I turn my head. The Ledger Master has propped himself against a pillar near the entrance, ink pooling beneath him, his form blurring at the edges.

He’s dying—I can see it. My truth destroyed his foundation, and without it, he’s unraveling.

Contracts peel away from his skin in curling strips.

His robes of living script have gone still, the text no longer flowing.

But he’s not dead yet. And he’s watching me fail.

Three centuries of accumulated power, and this is how it ends for him—bleeding ink on the bone floor of his own throne room, watching his final victory unfold.

He can barely hold himself upright. His parchment-pale skin is caving inward, collapsing without the magic that held it taut.

The thing that made him the Ledger Master is unraveling.

But he can still gloat. Can still twist the knife. Can still make sure I know exactly what I’ve lost.

“You saved your brother.” His voice is a rasp. A shadow of the courtly tones he used when I first entered this room. Ink dribbles from his lips as he speaks. “Touching. Truly touching.”

“You’re dying.” I don’t look away from Rathok. Can’t look away. My hand stays pressed to his cheek, my gift straining uselessly against the contracts claiming him. “Your founding contract is destroyed. Your power is fading.”

“And taking everything with it.” Another laugh, wet and broken. “But your orc is mine now, truth-speaker. The heart of every debt I’ve claimed binds him. Thousands of claims. Thousands of chains.”

I push harder against the contracts. Feel them resist. Feel them burrow deeper into Rathok’s flesh, consuming him from the inside out.

“You can’t save him.” The Ledger Master’s voice is fading. Weaker with every word. “No truth-speaking can undo that many claims. Not even your mother could have broken so many debts at once.”

Rathok’s hand falls away from my face. His eyes flutter closed. The contracts crawl higher, covering his throat, reaching for his jaw.

“He’ll become what your brother became.” The words are barely whispers now. The Ledger Master’s mouth keeps moving, but less sound emerges with each sentence. “A weapon. A puppet. A thing wearing the face of someone you loved. Only worse.”

The Ledger Master coughs. Ink sprays from his lips.

“So much worse.”

I feel it happening. Feel the contracts trying to erase Rathok—the orc who came to collect my brother’s debt, the enforcer who broke his chains, the man who held me in the darkness beneath Gravebind and made me feel like more than just a survivor.

I can’t imagine a world without him. Can’t imagine a future where his voice doesn’t growl my name, where his hands don’t steady me when I stumble, where his body doesn’t curve around mine in the dark like I’m something precious. Something worth protecting.

He saw me. From the very beginning, he saw me—not the invisible bookshop worker, not the hidden truth-speaker, but me. The woman beneath the caution. The fire beneath the fear.

And now he’s dying because he chose to save me instead of himself.

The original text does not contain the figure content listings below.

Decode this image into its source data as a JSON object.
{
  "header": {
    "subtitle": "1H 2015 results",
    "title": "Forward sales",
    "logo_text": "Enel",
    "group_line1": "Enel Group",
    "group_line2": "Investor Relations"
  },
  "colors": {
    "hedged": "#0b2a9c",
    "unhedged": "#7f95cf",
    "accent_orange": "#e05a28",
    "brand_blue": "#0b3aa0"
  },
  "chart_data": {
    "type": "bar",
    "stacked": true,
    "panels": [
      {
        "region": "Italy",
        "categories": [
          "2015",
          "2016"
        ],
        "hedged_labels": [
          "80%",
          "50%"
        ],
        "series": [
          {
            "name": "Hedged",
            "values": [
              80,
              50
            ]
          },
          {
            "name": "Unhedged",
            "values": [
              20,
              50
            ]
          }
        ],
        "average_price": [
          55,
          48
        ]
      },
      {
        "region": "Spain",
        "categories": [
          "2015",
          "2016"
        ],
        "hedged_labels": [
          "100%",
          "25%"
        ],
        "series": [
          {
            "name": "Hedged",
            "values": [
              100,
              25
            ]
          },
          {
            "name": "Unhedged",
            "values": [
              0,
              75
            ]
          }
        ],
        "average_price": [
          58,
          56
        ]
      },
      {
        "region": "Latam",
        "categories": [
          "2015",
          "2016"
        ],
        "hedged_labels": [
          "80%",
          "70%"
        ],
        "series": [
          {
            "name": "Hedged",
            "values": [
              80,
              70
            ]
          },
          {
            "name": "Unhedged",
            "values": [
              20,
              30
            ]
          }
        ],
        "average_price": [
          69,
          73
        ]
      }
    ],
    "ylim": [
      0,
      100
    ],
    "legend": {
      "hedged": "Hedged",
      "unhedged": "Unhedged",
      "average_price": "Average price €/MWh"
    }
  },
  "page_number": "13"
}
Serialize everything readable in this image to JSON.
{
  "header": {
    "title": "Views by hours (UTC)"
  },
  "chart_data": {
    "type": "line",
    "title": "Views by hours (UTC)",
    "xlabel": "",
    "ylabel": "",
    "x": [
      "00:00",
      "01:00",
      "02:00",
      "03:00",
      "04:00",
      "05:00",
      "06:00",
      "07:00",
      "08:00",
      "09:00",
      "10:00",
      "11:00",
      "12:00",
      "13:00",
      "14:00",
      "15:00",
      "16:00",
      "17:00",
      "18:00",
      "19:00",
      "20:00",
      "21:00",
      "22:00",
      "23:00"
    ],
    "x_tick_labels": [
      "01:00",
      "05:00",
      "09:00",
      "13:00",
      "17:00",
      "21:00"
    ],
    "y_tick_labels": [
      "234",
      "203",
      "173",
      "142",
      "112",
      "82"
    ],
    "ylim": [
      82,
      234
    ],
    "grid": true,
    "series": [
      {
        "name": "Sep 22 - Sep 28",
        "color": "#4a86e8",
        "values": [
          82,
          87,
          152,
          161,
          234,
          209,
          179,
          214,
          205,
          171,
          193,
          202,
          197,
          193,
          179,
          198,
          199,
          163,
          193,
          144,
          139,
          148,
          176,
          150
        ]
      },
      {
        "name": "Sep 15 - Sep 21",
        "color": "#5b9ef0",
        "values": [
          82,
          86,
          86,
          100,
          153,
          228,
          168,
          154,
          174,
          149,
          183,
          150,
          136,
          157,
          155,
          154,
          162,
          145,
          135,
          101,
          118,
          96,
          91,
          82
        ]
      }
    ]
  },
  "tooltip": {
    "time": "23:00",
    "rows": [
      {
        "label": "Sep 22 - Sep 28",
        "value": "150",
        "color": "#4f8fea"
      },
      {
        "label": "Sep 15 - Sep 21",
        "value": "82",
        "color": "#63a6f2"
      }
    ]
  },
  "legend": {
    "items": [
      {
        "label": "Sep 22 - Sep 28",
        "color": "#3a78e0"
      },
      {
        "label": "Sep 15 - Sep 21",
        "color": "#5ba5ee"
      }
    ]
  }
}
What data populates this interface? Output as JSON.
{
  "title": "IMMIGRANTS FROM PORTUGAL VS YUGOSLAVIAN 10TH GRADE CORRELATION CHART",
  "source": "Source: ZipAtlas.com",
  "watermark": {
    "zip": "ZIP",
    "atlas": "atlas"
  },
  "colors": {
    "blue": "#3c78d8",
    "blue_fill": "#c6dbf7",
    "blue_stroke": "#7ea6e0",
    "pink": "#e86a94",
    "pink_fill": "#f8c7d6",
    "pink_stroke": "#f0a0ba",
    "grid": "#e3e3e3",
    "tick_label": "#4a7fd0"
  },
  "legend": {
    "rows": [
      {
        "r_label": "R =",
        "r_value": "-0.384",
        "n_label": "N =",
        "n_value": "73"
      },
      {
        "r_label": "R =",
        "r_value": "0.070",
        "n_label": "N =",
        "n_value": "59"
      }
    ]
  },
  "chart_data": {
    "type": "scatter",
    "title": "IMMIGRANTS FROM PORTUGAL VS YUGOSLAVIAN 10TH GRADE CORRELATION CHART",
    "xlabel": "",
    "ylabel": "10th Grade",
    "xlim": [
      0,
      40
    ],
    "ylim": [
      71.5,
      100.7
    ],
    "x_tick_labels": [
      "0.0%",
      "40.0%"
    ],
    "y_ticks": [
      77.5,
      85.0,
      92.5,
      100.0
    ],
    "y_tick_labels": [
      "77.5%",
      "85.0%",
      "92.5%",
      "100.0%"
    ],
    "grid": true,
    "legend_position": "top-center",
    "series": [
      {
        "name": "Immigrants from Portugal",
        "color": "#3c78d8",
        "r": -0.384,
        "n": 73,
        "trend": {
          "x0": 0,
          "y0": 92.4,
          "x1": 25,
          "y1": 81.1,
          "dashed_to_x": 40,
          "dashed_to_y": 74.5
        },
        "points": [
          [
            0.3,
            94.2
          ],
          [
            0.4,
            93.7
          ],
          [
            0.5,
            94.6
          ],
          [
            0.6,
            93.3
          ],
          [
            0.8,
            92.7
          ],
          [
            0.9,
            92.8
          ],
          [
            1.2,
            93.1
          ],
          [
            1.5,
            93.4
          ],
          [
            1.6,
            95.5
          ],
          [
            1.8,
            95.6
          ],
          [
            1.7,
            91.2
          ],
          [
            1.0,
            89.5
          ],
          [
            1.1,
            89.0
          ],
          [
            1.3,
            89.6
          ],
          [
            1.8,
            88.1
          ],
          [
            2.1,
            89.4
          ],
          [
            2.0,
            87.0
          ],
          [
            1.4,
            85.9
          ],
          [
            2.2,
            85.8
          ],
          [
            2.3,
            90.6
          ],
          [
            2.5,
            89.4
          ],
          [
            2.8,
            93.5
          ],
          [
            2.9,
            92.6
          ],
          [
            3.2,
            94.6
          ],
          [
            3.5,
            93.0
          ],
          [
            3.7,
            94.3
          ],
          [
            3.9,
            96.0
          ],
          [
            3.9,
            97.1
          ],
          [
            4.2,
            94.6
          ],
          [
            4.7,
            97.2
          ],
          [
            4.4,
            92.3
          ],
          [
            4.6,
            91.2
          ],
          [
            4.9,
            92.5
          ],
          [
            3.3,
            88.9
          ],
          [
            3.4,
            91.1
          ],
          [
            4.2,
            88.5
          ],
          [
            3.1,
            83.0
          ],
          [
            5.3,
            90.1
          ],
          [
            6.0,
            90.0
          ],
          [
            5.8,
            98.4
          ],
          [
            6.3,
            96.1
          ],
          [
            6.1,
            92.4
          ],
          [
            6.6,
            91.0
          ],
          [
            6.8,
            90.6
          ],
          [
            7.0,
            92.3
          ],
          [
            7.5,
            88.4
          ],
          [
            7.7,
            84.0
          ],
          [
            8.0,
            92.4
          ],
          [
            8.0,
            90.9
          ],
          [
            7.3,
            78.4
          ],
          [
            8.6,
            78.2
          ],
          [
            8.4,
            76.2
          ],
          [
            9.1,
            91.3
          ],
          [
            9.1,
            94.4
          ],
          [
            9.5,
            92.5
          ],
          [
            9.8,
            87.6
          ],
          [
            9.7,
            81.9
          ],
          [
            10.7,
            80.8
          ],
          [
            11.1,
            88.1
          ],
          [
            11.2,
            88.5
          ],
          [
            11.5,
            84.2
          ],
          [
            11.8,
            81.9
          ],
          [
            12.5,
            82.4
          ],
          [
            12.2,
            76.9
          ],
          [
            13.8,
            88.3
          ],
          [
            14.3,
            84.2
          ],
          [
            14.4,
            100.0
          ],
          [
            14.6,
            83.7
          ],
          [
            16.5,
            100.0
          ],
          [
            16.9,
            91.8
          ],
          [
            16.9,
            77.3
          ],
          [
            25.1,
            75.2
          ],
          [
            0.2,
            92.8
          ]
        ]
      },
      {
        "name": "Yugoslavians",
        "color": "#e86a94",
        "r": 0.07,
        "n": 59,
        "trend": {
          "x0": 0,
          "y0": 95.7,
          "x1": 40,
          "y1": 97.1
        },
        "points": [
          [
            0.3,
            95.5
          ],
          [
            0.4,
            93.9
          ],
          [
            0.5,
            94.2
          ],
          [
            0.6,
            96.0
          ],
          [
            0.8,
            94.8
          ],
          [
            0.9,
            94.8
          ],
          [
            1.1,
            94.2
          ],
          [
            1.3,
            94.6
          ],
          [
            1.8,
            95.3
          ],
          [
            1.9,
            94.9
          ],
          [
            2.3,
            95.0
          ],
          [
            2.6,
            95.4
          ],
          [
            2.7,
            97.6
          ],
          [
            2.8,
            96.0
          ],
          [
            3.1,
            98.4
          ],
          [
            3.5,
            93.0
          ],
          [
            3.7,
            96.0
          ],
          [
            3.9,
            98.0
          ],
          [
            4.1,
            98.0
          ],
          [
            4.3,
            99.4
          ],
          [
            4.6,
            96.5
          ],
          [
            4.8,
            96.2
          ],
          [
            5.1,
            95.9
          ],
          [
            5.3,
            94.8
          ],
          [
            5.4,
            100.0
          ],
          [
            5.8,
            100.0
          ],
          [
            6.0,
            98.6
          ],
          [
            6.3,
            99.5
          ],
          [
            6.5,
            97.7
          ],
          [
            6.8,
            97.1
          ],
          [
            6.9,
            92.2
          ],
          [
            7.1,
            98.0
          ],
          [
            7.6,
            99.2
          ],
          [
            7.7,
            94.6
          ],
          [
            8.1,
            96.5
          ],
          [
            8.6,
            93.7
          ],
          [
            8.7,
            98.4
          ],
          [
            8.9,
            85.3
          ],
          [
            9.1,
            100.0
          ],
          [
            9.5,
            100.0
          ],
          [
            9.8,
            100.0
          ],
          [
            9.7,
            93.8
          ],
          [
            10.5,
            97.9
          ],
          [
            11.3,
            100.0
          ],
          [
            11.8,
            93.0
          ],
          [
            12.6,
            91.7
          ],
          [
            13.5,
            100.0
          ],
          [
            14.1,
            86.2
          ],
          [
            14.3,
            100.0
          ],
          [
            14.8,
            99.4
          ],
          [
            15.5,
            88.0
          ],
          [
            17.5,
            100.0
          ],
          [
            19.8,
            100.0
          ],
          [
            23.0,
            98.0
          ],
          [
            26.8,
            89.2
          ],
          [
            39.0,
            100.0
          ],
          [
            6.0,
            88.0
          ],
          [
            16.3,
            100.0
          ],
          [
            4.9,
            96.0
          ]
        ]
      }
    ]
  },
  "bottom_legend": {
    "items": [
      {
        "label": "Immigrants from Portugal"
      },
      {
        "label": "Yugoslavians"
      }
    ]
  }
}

“He chose this.” The Ledger Master’s parchment eyes fix on me. Scrolling with contract-text that’s slowing, stuttering, dying. “Threw himself in front of my heart to save you. Such noble sacrifice. Such touching devotion.”

His laughter degenerates into coughing. More ink sprays.

“And now he belongs to me. Forever. My final triumph. My last collection.”

The words hang in the air. He belongs to me. Forever.

I look down at Rathok. At him—disappearing beneath a tide of stolen debt. At the contracts consuming him, binding him, claiming him for a master who’s barely alive.

My mother died fighting the Ledger Master. Died speaking truth over contracts he’d spent decades crafting. She was stronger than me, more practiced, more certain of her gift.

And she failed.

The Ledger Master might be right. He might be telling the truth—the one honest thing he’s ever said.

No truth-speaking can undo that many claims.

But maybe...

I think of what Madame Viscera said in the Bone Market. About the founding contract. About loopholes. About the weakness hidden in every binding.

I think of what I told Gror: The debt you think you owe is nothing compared to what I owe you. Not breaking the contract—reframing it. Finding the deeper truth beneath the surface obligation.

Maybe I don’t have to break thousands of debts.

Maybe I just have to speak a single truth that makes them all irrelevant.